Gendarmes tués dans le Puy-de-Dôme : "Si j'avais pu me faire entendre, on n'en serait pas là"

Gendarmes tués dans le Puy-de-Dôme : "Si j'avais pu me faire entendre, on n'en serait pas là"©Panoramic

, publié le samedi 26 décembre 2020 à 14h12

L'ex-femme du forcené qui a ôté la vie à trois gendarmes lors d'une intervention pour violences conjugales, mardi 23 décembre, a donné une interview au Dauphiné Libéré. Femme battue, elle affirme ne pas avoir été prise au sérieux.
 
Un drame de Noël.

Le 23 décembre dernier, trois gendarmes perdaient la vie dans le cadre d'une intervention dans le hameau de Saint-Just, dans le Puy-de-Dôme. Appelés en urgence aux alentours de 21 heures pour des faits de violences conjugales, ils ont rapidement été pris pour cible par l'auteur des faits. Trois d'entre eux ont succombé à leurs blessures. Lourdement armé, l'homme n'était pas inconnu des services de police, à en croire le témoignage de son ex-compagne. "Beaucoup de gens savaient qu'il avait un problème (...) Personne n'a rien fait", confie cette dernière dans les colonnes du Dauphiné Libéré. Elle aurait, à de nombreuses reprises, tenté d'alerter sur le comportement dangereux de son conjoint, qui se revendiquait comme survivaliste et très pratiquant, de confession catholique.


 
Un homme dangereux
 
"J'avais lancé des alertes, des dizaines ! Je savais qu'il était dangereux", ajoute-t-elle, précisant que son compagnon avait changé en 2012, date à laquelle il a débuté les stages de survie.
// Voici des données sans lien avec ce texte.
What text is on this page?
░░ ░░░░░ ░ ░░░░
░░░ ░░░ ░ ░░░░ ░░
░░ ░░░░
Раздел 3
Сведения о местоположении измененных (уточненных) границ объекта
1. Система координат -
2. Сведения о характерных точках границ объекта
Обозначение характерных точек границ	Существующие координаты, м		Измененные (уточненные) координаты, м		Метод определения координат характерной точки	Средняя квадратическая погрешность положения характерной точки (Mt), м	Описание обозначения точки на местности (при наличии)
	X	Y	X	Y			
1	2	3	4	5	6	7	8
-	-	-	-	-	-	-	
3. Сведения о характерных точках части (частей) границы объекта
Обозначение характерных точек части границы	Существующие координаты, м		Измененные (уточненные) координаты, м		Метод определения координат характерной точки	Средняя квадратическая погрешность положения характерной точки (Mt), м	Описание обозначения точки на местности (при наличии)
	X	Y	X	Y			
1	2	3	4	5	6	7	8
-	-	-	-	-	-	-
Le "prince charmant, bien sous gtous rapports" s'est alors transformé, procuré des armes et a même offert à sa femme une radio militaire afin de pouvoir communiquer "en cas de fin du monde". Puis il est devenu violent. "Il a essayé de m'étrangler, j'ai pu me sauver", confie son ancienne compagne, avant de lâcher : "je croyais qu'il nous tuerait tous".   
 
Ignorée par la police ?
 
La mère de famille, qui vit aujourd'hui dans l'Ardèche, assure avoir signalé son comportement aux autorités compétentes, à savoir la police, la gendarmerie et même l'Aide sociale à l'enfance. Sans succès. Elle aurait contacté par écrit l'ancienne secrétaire d'État chargée de l'égalité femmes-hommes, Marlène Schiappa. Cet appel à l'aide serait lui aussi resté sans retour. "Rien n'a été fait. On m'a dit à chaque fois qu'il allait certainement se calmer", constate-t-elle aujourd'hui, amère, avant de conclure : "Il y a quatre orphelins aujourd'hui et, si j'avais pu me faire entendre, on n'en serait pas là. J'ai tout essayé".